Response to President Bailey

 

The following is in response to Toronto YMCA President Rich Bailey's message of August 3:


From: "Uriel Wittenberg" <uw@urielw.com>
To: "Bailey, Rich" <Rich.Bailey@YMCA.NET>
Cc: [YMCA Squash Email List]
Sent: Friday, August 04, 2000 8:51 AM
Subject: YMCA Being Harmed!

Since 1997, managers have told us: "Trust us. We made the right decision."

Now your committee seeks to settle the issue by telling us: "the responsibility for YMCA resources lies with Management."

In other words: "Trust them. They made the right decision."

Ed Dewar and I both emphasized the simple facts repeatedly to the committee: (1) The racquetball courts are empty; (2) the squash courts are busy; (3) locating Cycle Fit on a squash court patently makes no sense. It defies the Y's own usage statistics. It defies logic and the evidence of our senses. It has been going on before our eyes for years. Sixty seven of us have signed the most recent petition in protest.

Still an explanation is refused? This is accountability?

Back in May, Lesley told us: "The removal of a racquetball court at this time will drive the racquetball access up a level similar to the one that squash players do not find acceptable now."

Your "independent committee" regurgitates the same erroneous viewpoint: "The suggestion that the Cyclefit class be moved to a racquetball court would be as unfair to those participants playing handball and racquetball as [Mr. Wittenberg] has stated the disputed decisions were to squash players."

My response to Lesley last May was: "I don't think so. I have scanned a whole week's reservation sheets several times. I have never seen both racquetball courts booked for the same time slot. However, as you must know, every night we have all 3 squash courts simultaneously booked for multiple time slots.... Have you taken a look at the reservation sheets?"

I posed this question to Lesley publicly, on behalf of 67 petitioners. Lesley ignored the question and we never got a reply. Indeed, the question cannot be answered, since it is impossible to defend her statement. Now your committee presents us with the same impossible-to-defend statement.

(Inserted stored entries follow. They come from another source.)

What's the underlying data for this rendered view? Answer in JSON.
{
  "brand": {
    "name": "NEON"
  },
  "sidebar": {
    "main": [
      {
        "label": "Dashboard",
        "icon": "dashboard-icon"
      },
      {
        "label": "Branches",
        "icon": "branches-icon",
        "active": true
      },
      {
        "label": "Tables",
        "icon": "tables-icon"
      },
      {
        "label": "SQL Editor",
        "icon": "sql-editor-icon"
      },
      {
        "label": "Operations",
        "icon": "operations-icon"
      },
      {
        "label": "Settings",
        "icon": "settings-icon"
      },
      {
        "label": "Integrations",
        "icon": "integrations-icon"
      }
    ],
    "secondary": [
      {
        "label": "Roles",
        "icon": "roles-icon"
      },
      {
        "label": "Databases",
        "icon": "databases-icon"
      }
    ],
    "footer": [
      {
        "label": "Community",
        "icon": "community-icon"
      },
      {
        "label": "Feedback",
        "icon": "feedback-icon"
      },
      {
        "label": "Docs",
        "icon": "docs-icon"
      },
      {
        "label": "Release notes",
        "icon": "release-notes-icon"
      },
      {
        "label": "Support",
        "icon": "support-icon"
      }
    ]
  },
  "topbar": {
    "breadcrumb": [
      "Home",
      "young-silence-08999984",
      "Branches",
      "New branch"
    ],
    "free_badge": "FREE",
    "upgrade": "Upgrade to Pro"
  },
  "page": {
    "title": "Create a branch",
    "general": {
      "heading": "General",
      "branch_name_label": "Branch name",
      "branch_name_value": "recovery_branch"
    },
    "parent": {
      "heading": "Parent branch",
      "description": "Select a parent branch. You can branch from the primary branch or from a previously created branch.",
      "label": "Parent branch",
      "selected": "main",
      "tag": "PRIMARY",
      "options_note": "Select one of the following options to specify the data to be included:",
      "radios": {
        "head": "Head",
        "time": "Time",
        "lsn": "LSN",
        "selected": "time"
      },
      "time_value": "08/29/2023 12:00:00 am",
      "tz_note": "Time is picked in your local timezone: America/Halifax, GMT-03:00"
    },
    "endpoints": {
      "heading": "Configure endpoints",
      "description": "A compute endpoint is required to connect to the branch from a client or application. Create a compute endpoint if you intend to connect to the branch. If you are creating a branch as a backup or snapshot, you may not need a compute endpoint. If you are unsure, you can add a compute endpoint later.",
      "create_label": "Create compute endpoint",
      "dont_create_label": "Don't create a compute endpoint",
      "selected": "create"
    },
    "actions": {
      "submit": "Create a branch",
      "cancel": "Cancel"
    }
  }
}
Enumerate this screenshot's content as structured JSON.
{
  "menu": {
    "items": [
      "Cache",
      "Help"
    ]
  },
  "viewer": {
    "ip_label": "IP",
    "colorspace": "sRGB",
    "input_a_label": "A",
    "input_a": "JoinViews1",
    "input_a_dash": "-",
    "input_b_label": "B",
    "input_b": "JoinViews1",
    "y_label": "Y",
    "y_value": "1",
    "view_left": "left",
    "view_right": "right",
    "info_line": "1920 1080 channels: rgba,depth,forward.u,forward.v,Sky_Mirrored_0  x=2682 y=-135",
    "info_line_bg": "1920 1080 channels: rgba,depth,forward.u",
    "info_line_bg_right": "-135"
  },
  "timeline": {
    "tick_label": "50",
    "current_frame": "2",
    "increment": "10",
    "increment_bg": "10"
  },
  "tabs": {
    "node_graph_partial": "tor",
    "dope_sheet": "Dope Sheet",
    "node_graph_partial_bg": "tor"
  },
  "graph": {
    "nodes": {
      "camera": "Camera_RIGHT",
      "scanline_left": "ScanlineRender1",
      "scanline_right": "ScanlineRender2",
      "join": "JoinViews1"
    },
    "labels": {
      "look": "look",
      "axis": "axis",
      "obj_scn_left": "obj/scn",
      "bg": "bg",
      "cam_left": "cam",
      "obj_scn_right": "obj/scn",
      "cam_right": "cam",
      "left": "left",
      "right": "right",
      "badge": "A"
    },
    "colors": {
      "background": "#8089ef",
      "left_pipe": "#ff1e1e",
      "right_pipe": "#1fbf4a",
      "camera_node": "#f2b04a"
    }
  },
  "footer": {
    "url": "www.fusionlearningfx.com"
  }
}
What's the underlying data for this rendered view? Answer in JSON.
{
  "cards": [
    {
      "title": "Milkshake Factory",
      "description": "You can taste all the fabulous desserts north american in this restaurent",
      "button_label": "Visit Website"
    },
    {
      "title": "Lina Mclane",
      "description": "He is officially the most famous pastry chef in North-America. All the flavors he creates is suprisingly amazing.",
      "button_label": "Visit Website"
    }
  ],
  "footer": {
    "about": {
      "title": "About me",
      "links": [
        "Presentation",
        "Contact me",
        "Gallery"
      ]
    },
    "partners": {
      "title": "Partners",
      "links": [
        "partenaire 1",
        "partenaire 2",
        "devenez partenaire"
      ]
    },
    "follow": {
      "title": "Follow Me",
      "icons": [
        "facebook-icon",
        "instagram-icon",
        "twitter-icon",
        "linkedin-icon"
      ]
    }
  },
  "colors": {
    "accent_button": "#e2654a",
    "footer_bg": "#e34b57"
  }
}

But this time, as things have been arranged, no one has to defend the statement. I cannot question the committee. And I cannot question you, since you refuse to discuss the issue. Your committee, you say, has already settled the matter. And as you stressed again and again in our meeting yesterday, the committee is "INDEPENDENT of management."

You told us (Sean O'Brien and me) yesterday that, since you might have been accused of bias, it had been preferable for a committee to address our concerns. However, this also means you are now free to say, "I had nothing to do with the decision," and avoid taking responsibility for this fresh rejection of our petition.

I foresaw this when, last May, you insisted that YMCA procedures prevented you from addressing our complaints. "I have no choice," you told me. I asked you at the time for documentation of these procedures. You never produced any such documentation. I daresay producing such documentation is another impossibility.

But even in cases where there is no "independent committee" to point to, I regret to note you are unwilling to take responsibility for YMCA actions. You concede, for example, that you were "involved" in the decision to hire a lawyer to threaten me with a libel suit. Is it your impression, in that case, that I have uttered an untrue statement about the YMCA or its employees?

I asked you this question repeatedly in our meeting yesterday. You staunchly refused to reply.

This raises very grave issues: Have you contemplated instituting a lawsuit against me based on grounds you do not believe are genuine? Have you contemplated using YMCA funds to do this?

Mr. Bailey, our grievance began with an allocation error which it would have been trivial for management to correct. As we have escalated our complaint, management's tactics in defending the original error have become more and more extreme and outrageous.

When your assistant called me to arrange our meeting, I was certain that the affair was finally over. I fully expected an amicable exchange in which you would show leadership, make a simple acknowledgement of past errors, and promise a fresh start.

Instead, you have been attempting to fortify your untenable position, walling the errors off behind an "independent committee" that cannot be questioned. How long can you stand by decisions that no one can defend?

I and a growing number of my fellow members are watching with increasing incredulity as the small circle of people who wield power within the YMCA show every willingness to overturn all of the organization's core values in putting their personal loyalties to each other uppermost. You appear to be prepared to have the YMCA undergo unlimited damage to its reputation and its standing in the community, rather than admit error and change course.

The errors will have to be faced sooner or later. Why not now?